You can check Aquabid.. there are a couple Canadian sellers on there, I don't know about the quality of their fish though. You could also look on www.ibcbettas.org to see if there is an IBC chapter around you with local breeders. 

I know Betta Slave lives in Canada (not sure what Province, etc) but she knows at least one breeder she may be able to put you in touch with.


----------



## Betta Slave (Dec 8, 2009)

Yep, I will PM you, Captain Bubbles.


----------



## Jooleeah (Feb 20, 2010)

me too 
seriously all i got is petsmart, wich only carries blue and red and the occasional blue with red. And big als but all the good guys are gone by the time i get there


----------



## Betta Slave (Dec 8, 2009)

The bettas at Big Al's near my place are plentiful... 6 shelves of 'em and a whole compartment of them under the desk. The dragons are over-priced though. But still, they have some gorgeous CT's, there was a white/cellophane VT boy I saw last time (hehehe.... :twisted and some turquoise/white marbles too. And a dragon-y dal.


----------



## Jooleeah (Feb 20, 2010)

luckyy, we have like...2 shelves and they throw some in with the tetras that do a huge number on their fins. I rescued Dorito from a tetra tank 
i was going to get a dragon once but they were like 14 bucks D: and they were all unusually tiny.


----------



## doggyhog (Apr 30, 2009)

Here's a Canadian Aquabid seller..

http://www.aquabid.com/cgi-bin/auction/auction.cgi?disp&viewseller&Canadabettas


----------



## AquaWarrior (Jul 13, 2010)

i'v never seen a dragontail in my life i would love too though


----------



## Betta Slave (Dec 8, 2009)

^^^ The boy in my avvie is a dragon.  Only I think you mean dragon color, not tail. :wink:

@Jooleeah, the male dragons in my Big Al's are 30 bucks and the females are 20. You are lucky o.o Fourteen is a good price compared to the prices here!


----------



## ChoclateBetta (Jul 22, 2012)

My petco keeps healthy Bettas good food clear water some sick but there Betta fish are from Thailand the cups they can not see each other surface access and they are not stacked on each other unfortuntly that is were the "Betta Tanks" are Pet smart smaller bowls worse staff cups stacked on top.My LFS closed they said plants were bad for tanks and produce waste and consume O2. i thought digging this thread up was a good idea because the good points the OP and others made.


----------



## Pilot00 (Jul 24, 2012)

Jooleeah said:


> luckyy, we have like...2 shelves and they throw some in with the tetras that do a huge number on their fins. I rescued Dorito from a tetra tank
> i was going to get a dragon once but they were like 14 bucks D: and they were all unusually tiny.

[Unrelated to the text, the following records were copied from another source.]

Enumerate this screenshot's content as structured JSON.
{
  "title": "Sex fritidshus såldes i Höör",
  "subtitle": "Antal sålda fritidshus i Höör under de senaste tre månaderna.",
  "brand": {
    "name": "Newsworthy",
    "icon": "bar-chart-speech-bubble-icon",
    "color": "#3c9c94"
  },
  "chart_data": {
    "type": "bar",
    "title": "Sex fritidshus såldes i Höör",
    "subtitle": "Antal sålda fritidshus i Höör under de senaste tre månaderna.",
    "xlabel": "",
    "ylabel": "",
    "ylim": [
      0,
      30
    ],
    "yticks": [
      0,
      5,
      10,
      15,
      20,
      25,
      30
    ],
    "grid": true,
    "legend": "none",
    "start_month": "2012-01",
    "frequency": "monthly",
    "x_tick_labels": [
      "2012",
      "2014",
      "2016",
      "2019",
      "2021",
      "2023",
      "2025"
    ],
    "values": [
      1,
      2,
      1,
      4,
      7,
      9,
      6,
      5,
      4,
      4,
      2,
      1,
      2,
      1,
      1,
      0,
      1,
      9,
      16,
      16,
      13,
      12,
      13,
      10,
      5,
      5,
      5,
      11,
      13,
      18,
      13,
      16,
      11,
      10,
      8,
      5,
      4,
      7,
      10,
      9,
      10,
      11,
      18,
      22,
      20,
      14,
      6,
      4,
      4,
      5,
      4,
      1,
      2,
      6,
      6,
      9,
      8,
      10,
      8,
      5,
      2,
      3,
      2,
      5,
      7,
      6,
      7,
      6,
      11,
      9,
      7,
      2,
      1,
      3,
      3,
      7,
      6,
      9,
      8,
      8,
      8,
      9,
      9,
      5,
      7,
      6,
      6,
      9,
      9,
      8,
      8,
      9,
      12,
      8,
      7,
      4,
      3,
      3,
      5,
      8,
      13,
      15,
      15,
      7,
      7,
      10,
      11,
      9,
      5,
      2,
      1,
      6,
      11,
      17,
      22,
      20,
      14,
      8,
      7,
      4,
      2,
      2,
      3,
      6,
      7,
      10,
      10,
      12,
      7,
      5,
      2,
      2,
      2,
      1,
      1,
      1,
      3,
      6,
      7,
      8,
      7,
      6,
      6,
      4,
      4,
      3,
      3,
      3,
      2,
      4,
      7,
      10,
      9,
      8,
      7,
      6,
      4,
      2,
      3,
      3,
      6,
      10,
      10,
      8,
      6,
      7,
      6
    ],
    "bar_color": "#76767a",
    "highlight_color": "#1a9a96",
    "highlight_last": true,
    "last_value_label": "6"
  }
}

I thought tetras were supposed to be good roommates to bettas. What subspecies and what tank g (roughly) are we talking about?


----------



## ChoclateBetta (Jul 22, 2012)

Pilot00 said:


> I thought tetras were supposed to be good roommates to bettas. What subspecies and what tank g (roughly) are we talking about?


Terrible probably Neon tetras they are fin nippers.


----------



## Pilot00 (Jul 24, 2012)

ChoclateBetta said:


> Terrible probably Neon tetras they are fin nippers.


Yes they are but my experience shows that if kept in a school of 10+ they stop that like permanently.
Also space is important. Most species fin nip when they feel endangered. Big schools and large space makes them feel more at rest and stop that behavior.


----------